| Japanese (日本語)


November 3, 2010

November 3rd, 2010--- Miyeko Murase, Professor Emerita of Columbia University will be honored with the Order of the Sacred Treasure, Gold Rays with Neck Ribbon for her outstanding contributions to the promotion of Japanese culture through Japanese art.

The conferment ceremony for Professor Murase will take place in New York on November 30, 2010. The ceremony will be held by invitation only.

Prof. Miyeko Murase

Miyeko Murase began her career as an assistant professor in Columbia University's Department of Art History and Archaeology in 1962. In addition to her field of specialization, Japanese paintings, scrolls and screens, she has also researched Japanese sculpture, decorative arts and architecture. Thanks to her efforts, permanent coursework in Japanese art history at Columbia University was established.

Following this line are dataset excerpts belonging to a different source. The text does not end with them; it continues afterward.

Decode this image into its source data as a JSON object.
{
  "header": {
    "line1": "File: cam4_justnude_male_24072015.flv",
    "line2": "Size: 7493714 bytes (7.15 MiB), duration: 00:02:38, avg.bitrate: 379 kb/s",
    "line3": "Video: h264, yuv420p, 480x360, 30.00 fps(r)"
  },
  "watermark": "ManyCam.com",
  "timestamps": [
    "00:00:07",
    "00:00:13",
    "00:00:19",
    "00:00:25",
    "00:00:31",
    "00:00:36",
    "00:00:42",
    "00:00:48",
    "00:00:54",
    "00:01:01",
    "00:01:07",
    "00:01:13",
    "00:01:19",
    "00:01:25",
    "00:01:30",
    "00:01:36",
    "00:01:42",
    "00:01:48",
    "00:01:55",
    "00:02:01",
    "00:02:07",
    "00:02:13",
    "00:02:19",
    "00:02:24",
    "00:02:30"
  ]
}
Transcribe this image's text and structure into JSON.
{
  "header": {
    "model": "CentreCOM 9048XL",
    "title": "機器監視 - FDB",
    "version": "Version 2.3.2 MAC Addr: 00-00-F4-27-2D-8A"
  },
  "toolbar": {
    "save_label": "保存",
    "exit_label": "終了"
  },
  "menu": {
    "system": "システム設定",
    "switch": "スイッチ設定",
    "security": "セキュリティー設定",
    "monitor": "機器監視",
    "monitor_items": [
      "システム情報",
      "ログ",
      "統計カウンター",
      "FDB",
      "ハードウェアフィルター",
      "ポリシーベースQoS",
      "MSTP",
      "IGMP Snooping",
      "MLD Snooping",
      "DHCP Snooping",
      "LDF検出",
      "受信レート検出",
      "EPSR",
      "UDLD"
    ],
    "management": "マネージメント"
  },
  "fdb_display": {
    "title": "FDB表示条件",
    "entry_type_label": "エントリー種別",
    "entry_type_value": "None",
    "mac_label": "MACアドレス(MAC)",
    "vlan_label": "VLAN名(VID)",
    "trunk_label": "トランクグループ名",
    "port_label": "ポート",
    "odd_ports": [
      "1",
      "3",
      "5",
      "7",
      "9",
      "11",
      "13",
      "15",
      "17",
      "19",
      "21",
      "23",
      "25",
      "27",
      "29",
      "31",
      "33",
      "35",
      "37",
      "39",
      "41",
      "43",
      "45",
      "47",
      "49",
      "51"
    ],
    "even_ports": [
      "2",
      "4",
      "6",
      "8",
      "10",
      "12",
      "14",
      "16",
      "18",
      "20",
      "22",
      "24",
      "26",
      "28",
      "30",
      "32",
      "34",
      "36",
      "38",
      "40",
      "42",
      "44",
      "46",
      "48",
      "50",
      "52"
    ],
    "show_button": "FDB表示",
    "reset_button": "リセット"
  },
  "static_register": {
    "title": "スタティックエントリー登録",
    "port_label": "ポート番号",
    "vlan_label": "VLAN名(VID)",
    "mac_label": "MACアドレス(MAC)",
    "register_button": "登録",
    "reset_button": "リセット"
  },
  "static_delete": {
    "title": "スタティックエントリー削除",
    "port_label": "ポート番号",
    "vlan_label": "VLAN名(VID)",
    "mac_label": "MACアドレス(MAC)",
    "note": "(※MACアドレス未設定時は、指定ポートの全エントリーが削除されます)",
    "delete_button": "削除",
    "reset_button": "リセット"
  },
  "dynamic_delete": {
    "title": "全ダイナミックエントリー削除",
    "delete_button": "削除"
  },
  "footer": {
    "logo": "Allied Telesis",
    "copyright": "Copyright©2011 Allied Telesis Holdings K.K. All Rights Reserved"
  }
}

She became a full professor in 1975, and until her retirement in 1996 was responsible for guiding and training a generation of young scholars, thus contributing greatly to the spread of Japanese culture and wider knowledge of Japanese art in the United States.

Her students include Emily Sano, former director of the San Francisco Museum of Oriental Art (Order of the Rising Sun, Gold Rays with Neck Ribbon, Spring 2008) and Mary Griggs Burke, whose "Burke Collection" is considered one of the finest private collections of Japanese art outside Japan (the Order of the Sacred Treasures, Gold and Silver Star, Spring 1987).

In addition to lecturing, Professor Murase actively planned major exhibitions and catalogs. Important exhibitions curated by her include "Byobu: Japanese Screens from New York Collections" (Asia Society, 1971), and "Japanese Arts: Selections from the Mary and Jackson Burke Collection" (The Metropolitan Museum of Art, 1975).

In addition, Professor Murase’s many lectures in Japan helped introduce the current state of U.S. scholarship on Japanese art and served to build strong bridges of academic exchange and mutual understanding between the two countries.

After retiring from Columbia, Professor Murase was appointed Special Consultant at The Metropolitan Museum of Art, where she planned special exhibitions, negotiated with outside museums and collectors, engaged in fundraising and created catalogs. Recent successful exhibitions curated by her for The Metropolitan Museum of Art include "Bridge of Dreams: the Mary Burke Collection of Japanese Art" (2000), "Japanese Calligraphy" (2002 - 2003), and "Oribe - Japanese Art in the Transitional Period" (2003 - 2004).